The Indian diaspora in the US is highly skilled. In 2019, 43 per cent of Indian-born residents of the US had a graduate degree, compared with only 13 per cent of US-born residents. Only 15 per cent of Indian-born residents aged 25 and older had no more than a high school degree, compared with 39 per cent of US-born residents in that age group. Meanwhile, 82 per cent of all Indians in the US (against 72 per cent of all Asians) and 77 per cent of foreign-born Indians were proficient in English.
Higher education translates to high income levels, with direct implications for remittance flows. In 2019, the median household income for Indians in the US was nearly $120,000 against about $70,000 for all Americans. The structural shift in qualifications and destinations has accelerated growth in remittances tied to high-salaried jobs, especially in services.
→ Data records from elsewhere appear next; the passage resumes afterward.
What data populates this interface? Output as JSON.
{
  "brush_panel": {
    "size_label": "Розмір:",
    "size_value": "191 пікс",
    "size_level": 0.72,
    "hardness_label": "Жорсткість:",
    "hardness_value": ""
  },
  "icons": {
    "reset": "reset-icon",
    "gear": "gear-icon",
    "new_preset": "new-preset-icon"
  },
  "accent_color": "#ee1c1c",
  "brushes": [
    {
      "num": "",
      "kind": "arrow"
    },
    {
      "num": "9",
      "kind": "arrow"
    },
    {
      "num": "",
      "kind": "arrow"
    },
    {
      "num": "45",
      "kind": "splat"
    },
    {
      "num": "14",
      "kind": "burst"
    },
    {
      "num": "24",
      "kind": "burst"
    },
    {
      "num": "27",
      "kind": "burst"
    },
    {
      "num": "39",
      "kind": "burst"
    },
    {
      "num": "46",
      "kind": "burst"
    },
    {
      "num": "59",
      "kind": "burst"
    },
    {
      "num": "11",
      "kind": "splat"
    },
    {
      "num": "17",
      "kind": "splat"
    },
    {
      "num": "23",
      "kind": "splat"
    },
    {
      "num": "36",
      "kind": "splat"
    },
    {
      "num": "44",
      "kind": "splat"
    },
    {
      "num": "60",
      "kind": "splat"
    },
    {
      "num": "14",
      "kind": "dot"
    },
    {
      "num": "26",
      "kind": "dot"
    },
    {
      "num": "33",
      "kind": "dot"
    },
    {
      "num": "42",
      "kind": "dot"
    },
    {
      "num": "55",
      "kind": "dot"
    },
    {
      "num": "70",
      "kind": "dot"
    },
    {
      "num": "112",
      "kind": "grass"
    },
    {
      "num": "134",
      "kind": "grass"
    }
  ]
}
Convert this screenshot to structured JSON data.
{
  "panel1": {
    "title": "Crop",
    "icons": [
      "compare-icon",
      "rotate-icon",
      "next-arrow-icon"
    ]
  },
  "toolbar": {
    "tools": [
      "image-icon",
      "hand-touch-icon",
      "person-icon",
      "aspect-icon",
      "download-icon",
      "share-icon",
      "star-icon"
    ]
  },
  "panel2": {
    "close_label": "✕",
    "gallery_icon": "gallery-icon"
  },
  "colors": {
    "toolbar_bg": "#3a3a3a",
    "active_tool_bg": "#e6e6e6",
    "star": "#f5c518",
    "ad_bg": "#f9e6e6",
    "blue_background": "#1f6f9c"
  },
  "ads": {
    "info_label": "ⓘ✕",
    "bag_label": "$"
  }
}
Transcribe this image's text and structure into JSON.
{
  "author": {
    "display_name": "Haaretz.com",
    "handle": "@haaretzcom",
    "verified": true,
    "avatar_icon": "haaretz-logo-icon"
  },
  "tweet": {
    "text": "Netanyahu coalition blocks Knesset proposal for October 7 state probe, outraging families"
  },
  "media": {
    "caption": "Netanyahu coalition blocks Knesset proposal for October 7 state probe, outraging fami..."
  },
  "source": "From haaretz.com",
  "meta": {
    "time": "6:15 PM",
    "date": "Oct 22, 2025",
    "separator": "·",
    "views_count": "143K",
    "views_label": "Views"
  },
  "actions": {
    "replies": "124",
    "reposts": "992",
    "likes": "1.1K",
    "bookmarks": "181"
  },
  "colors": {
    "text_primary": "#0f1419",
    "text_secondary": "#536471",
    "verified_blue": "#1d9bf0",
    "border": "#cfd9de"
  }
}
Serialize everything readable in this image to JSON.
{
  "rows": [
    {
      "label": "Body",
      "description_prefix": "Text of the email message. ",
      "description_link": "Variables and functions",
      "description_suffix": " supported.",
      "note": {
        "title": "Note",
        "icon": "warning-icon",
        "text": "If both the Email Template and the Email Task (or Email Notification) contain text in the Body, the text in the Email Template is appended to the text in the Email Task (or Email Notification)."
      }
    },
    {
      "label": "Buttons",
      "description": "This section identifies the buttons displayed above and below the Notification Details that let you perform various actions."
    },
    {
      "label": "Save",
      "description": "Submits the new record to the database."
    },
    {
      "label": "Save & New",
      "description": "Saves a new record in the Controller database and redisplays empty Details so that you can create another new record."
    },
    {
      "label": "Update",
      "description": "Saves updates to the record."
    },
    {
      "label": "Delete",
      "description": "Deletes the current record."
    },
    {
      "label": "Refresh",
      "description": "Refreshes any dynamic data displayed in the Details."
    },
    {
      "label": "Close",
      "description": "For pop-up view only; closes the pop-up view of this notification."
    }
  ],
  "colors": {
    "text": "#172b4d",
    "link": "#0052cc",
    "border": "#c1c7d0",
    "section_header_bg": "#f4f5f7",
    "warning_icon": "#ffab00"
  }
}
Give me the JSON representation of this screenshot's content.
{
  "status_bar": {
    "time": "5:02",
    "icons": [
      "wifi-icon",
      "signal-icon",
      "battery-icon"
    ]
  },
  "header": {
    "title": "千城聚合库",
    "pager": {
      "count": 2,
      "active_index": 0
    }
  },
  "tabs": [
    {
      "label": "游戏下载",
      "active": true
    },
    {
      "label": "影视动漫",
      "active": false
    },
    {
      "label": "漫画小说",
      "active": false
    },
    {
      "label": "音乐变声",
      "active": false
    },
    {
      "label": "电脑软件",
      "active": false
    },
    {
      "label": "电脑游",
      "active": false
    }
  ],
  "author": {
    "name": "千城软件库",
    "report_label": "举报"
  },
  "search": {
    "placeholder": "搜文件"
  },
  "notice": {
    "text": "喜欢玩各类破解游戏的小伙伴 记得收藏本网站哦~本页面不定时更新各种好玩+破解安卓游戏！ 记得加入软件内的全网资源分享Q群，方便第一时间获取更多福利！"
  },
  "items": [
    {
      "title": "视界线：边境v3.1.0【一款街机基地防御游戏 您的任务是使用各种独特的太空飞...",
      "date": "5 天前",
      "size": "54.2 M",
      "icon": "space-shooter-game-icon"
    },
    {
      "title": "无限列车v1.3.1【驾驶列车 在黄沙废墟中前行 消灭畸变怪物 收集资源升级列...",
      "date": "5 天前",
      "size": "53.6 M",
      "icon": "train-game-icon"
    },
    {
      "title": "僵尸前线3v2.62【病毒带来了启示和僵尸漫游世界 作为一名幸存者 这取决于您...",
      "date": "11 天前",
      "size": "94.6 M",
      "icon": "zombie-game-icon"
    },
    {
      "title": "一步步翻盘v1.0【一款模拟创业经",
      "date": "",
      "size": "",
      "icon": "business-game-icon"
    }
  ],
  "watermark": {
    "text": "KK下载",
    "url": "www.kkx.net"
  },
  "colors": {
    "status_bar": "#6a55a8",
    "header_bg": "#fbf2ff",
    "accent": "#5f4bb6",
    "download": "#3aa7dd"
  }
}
A rising preference among Indian students for studying in developed countries will only add to the trend of high social mobility among NRIs in the US.
As NRIs earn more, especially in the developed countries, remittances are set to grow too. That’s an opportunity India can tap with modern fintech tools such as the UPI linkage, which prove faster and cheaper money transfer systems than the traditional ones such as SWIFT.